Après la découverte de la formidable «Fondation du Rien» qui m'avait tellement enthousiasmé que j'avais interviewé Nicolas Heredia (ici), ce dernier a eu la gentillesse de m'inviter à aller le voir sur scène lors de son passage à Perpignan. J'adore le théâtre. Vous pouvez découvrir de vraies personnes en chair et en os qui interprètent, en direct et avec le soutien de toute une équipe technique dans l'ombre, un spectacle à votre seule intention, pour à peine plus cher qu'une place de ciné.
Ceci dit pour la catégorie sociale où je stagne, située non pas en bas de l'échelle mais sous le premier barreau, même le prix d'une place de cinéma est inabordable. Quand tu réduis le nombre des repas pour espérer tenir jusqu'à la fin du mois, il n'est pas envisageable de dépenser le prix de plusieurs kilos de pâtes pour une seule soirée. Je souligne à ce propos que plus personne parmi les élus du peuple ne semble se soucier que les plus pauvres parmi le même peuple puissent accéder à la culture.
Bref j'étais invité, merci Nicolas, ça c'est chouette.
Le public est plutôt bourgeois et majoritairement entre 45 et 60 ans même si j'ai pu apercevoir quelques cultureux qui se reconnaissent à leur dreadlocks et à leurs vêtements de style indien mais made in Bangladesh ou à leur manière de parcourir l'assemblée d'un grand regard circulaire un peu hautain.
En attendant le début, j'ai pu écouter la conversation de ce couple plutôt âgé, disons 65 ans chacun environ, assis juste derrière moi, qui déplorait que telle famille amie soit contrainte de vendre le château suite au décès du patriarche mais qui se réjouissait juste après que les enfants aient pris la décision de se partager entre eux les cendres du père (!). Ils ont ensuite projeté de partir soit à Bali soit de passer quelques jours dans leur résidence secondaire dans le Var, la question reste à trancher.
La vie des gens a l'air passionnante.
Je vais essayer de ne pas trop dévoiler le contenu de la pièce pour que vous ayez quelques surprises inoubliables lorsque vous aurez la chance de la voir (est-il prévu d'en faire une captation ?).
J'ai senti comme un vent de malaise à l'ouverture du spectacle.
C'est à dire que là où, habituellement, une pièce de théâtre commence avec des comédiens qui sont tout de suite dans la fiction qu'ils sont chargés de porter et d'incarner tout le long, on se retrouve ici face à deux comédiens assis sur une chaise, près du premier rang, en bord de scène, légèrement de biais.

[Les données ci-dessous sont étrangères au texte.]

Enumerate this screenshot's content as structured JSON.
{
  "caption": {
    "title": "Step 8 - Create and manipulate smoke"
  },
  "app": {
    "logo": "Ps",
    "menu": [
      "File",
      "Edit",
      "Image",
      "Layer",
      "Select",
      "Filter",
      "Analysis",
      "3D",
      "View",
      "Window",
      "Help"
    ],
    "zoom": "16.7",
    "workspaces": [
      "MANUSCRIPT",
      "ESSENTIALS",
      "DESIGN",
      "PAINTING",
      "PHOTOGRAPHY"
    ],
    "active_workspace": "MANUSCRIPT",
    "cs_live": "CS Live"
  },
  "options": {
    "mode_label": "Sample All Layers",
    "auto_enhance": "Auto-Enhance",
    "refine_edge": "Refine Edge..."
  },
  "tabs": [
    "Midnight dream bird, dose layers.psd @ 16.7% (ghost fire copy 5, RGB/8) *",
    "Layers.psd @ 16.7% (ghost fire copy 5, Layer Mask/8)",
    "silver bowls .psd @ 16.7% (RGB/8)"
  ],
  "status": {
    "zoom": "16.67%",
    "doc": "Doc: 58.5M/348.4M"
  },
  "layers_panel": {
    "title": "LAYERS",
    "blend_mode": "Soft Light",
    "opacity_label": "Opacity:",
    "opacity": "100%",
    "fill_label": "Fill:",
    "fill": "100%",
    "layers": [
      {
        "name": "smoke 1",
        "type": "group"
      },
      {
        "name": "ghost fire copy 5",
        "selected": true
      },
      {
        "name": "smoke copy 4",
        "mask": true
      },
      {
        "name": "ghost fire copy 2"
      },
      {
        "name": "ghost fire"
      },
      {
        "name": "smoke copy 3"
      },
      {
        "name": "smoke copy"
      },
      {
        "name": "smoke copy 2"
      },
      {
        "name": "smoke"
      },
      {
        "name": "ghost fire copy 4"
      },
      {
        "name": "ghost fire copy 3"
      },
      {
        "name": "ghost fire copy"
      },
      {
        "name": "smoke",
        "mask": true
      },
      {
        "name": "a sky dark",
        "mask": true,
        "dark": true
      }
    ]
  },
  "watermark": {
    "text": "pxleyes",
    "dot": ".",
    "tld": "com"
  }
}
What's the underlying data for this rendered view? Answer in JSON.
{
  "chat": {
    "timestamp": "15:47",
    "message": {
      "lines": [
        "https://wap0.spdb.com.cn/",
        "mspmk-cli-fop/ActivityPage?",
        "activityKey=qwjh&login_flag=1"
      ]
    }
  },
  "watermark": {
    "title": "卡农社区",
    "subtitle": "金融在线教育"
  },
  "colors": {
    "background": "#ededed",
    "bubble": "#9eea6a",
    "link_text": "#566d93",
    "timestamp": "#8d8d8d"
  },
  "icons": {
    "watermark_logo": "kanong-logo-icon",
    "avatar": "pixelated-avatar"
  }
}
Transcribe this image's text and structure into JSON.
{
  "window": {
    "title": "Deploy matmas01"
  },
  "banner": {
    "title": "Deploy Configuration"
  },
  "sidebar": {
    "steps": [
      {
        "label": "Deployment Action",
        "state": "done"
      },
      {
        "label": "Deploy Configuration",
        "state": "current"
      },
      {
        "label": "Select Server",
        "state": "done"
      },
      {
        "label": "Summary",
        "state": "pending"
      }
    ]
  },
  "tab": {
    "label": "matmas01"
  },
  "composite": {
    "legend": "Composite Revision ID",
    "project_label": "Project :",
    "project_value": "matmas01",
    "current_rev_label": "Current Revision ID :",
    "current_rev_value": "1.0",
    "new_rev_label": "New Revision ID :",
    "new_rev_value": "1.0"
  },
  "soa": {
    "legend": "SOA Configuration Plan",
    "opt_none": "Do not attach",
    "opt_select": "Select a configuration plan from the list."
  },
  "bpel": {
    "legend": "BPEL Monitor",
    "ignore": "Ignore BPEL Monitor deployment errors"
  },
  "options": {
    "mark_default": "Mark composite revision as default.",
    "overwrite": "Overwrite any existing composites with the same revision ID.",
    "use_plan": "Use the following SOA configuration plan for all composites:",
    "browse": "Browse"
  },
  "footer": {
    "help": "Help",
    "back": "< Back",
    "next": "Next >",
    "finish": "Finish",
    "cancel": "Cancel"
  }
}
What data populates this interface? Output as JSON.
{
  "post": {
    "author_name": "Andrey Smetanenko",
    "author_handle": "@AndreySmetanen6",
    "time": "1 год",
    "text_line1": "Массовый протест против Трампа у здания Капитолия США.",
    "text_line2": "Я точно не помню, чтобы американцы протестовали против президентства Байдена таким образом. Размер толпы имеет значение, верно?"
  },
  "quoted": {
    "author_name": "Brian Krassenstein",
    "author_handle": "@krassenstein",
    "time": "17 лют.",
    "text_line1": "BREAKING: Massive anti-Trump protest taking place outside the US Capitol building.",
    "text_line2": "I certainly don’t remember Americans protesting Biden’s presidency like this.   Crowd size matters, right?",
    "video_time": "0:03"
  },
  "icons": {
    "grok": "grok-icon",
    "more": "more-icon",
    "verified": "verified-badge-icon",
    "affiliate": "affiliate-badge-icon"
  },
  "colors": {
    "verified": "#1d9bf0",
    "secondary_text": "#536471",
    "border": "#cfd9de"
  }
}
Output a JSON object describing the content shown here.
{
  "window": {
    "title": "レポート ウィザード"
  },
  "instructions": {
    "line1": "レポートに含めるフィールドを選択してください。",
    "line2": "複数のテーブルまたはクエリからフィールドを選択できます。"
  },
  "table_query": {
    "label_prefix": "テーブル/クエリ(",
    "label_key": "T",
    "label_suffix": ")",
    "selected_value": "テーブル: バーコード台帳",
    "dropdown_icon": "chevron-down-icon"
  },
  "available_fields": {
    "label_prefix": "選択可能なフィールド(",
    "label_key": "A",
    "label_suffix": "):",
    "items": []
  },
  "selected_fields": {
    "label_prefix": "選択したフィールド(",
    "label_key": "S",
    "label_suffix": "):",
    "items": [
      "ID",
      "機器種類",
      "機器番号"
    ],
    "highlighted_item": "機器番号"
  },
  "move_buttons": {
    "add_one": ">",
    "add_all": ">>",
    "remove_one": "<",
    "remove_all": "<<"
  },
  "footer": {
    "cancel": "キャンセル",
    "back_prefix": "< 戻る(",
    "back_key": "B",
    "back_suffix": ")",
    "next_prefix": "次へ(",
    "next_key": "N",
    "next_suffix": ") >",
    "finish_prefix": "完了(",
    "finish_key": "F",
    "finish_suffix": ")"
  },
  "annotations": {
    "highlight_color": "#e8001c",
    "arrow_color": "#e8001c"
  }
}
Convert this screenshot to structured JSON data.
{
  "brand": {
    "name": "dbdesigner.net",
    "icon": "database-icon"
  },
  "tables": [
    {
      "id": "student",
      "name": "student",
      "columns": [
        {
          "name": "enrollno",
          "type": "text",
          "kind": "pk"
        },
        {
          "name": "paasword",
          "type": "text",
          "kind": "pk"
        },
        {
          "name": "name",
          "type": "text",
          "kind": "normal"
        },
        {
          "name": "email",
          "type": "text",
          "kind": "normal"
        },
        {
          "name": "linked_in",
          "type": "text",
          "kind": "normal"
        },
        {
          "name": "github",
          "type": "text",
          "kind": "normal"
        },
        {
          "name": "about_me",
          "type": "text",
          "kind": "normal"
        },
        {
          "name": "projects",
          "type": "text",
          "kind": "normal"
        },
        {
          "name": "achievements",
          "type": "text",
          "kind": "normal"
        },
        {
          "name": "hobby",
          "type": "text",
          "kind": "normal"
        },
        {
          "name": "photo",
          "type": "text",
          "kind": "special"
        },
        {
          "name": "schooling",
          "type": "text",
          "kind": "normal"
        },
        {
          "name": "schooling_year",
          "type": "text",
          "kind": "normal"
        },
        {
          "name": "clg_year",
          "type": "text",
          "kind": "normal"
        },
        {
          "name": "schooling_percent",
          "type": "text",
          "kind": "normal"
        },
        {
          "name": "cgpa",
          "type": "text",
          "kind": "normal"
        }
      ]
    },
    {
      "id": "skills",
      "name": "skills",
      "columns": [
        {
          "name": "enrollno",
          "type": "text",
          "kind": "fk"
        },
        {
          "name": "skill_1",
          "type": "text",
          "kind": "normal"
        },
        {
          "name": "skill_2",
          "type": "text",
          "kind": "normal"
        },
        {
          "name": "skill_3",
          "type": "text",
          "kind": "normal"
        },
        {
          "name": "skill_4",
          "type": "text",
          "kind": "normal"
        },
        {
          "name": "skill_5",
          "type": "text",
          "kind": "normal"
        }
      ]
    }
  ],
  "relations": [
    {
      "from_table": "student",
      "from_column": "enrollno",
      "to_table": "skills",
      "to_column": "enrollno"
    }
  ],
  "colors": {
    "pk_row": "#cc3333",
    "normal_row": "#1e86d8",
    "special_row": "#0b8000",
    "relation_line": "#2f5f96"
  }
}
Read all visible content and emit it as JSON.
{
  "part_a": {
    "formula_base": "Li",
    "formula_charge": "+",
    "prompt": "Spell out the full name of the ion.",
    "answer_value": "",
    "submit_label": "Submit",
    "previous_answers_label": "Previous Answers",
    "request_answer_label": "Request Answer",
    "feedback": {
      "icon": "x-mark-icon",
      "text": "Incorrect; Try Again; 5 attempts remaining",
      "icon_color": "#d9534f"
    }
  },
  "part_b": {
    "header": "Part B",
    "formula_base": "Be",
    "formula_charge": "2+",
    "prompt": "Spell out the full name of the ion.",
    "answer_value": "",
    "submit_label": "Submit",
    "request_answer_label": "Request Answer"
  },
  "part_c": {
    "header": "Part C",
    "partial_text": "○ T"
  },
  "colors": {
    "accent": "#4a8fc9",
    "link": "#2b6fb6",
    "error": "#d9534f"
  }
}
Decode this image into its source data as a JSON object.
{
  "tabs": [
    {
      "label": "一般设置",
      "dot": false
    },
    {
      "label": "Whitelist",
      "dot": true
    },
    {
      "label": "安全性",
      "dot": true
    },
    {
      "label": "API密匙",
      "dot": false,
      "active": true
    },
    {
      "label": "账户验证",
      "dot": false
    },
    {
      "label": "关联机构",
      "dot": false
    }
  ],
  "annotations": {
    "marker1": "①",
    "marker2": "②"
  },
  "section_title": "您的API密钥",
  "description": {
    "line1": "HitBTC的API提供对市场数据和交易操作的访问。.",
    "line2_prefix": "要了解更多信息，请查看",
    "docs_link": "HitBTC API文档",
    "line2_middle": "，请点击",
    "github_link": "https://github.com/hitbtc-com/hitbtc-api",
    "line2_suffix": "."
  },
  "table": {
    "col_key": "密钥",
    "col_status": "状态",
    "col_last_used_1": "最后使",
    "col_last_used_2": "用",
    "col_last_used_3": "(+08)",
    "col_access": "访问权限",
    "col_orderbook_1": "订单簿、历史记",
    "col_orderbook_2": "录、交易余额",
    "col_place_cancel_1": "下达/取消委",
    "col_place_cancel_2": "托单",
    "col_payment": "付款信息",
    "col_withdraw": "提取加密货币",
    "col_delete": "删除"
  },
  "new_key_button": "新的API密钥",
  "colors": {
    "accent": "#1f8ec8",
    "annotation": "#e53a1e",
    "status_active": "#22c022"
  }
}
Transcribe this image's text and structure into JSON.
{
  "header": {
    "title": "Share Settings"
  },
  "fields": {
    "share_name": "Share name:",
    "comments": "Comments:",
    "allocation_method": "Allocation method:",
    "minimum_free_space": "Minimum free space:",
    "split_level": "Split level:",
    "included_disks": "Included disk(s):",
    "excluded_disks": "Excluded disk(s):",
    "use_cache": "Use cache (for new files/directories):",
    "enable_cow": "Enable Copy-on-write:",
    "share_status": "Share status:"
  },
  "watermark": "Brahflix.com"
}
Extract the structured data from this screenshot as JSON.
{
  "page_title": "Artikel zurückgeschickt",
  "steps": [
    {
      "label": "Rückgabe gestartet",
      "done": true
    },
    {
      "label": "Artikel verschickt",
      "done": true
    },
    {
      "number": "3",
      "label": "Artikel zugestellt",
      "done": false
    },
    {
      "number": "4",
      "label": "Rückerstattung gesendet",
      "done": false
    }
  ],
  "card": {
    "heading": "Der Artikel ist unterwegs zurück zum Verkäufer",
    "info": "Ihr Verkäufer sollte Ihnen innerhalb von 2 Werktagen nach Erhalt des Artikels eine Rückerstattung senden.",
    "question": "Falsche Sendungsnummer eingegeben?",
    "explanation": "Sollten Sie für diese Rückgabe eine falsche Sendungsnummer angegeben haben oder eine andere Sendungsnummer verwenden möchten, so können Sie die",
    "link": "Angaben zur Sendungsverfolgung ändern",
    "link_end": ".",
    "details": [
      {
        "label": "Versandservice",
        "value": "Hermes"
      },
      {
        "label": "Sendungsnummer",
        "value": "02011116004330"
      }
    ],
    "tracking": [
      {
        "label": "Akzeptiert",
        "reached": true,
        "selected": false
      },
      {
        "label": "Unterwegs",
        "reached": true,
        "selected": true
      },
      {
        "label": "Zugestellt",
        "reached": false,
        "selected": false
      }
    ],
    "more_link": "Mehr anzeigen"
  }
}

Un homme (Nicolas Heredia) et une femme (Sophie Lequenne), tournant le dos à un grand espace scénique presque vide avec un sol tout blanc, s'adressent directement aux spectateurs.
Pourquoi vous êtes-là ?
Et c'est à partir du sens de cette première interrogation, brutale et frontale, que toute la pièce va jouer. Qu'est ce qui fait que vous choisissez d'aller assister à ce spectacle plutôt que de voir une autre pièce ou un match de football ? Et, une fois que vous avez déterminé votre choix, qu'est ce que ça fait de ne pas assister aux autres spectacles ou aux autres possibilités que la vie offre ?
D'ailleurs, la vie, parlons-en, est-ce qu'il faut en faire quelque chose et si oui, pourquoi avoir justement choisi cette chose-ci plutôt que celle-là ? Et puis, est-ce qu'on est vraiment libres de nos choix ? Est-ce qu'il vaut mieux tracer une ligne droite, une belle vie bien régulière et, on le suppose, confortable ou exister dans le chaos de l'imprévu permanent ?
Tout ce dialogue qui rebondit du comédien à la comédienne et réciproquement a lieu pendant que le spectacle a véritablement lieu. Parce qu'évidemment, pour une soirée réussie, il faut du spectaculaire, du surprenant, de l'imprévu. D'une chute de ballons de baudruches à quelques pétards, les évènements spectaculaires se succèdent. Chacun est annoncé à l'avance par un grand chronomètre affiché sur l'écran du fond de scène.
Si les premiers happenings provoquent un peu de suspense et d'attente, très vite, ils ont lieu dans une sorte d'indifférence générée par la répétition. Les comédiens eux-mêmes prêtant de moins en moins d'intérêt aux comptes à rebours. Les évènements étant de toute façon, en eux-mêmes, totalement dérisoires.
A grands coups d'absurdité mais également en glissant sur le terrain d'une certaine profondeur métaphysique sur ce qu'est le fait de vivre, de choisir sa vie (est ce possible ?), Nicolas Heradia crée ce que je trouve être une grande pièce. C'est pas tous les jours qu'on voit, traité par l'absurde et le syllogisme, des questions aussi importantes, tout en explosant tous les standards du théâtre lui-même.
Et vous, pourquoi avez-vous choisi de lire cet article plutôt que de faire un autre choix ?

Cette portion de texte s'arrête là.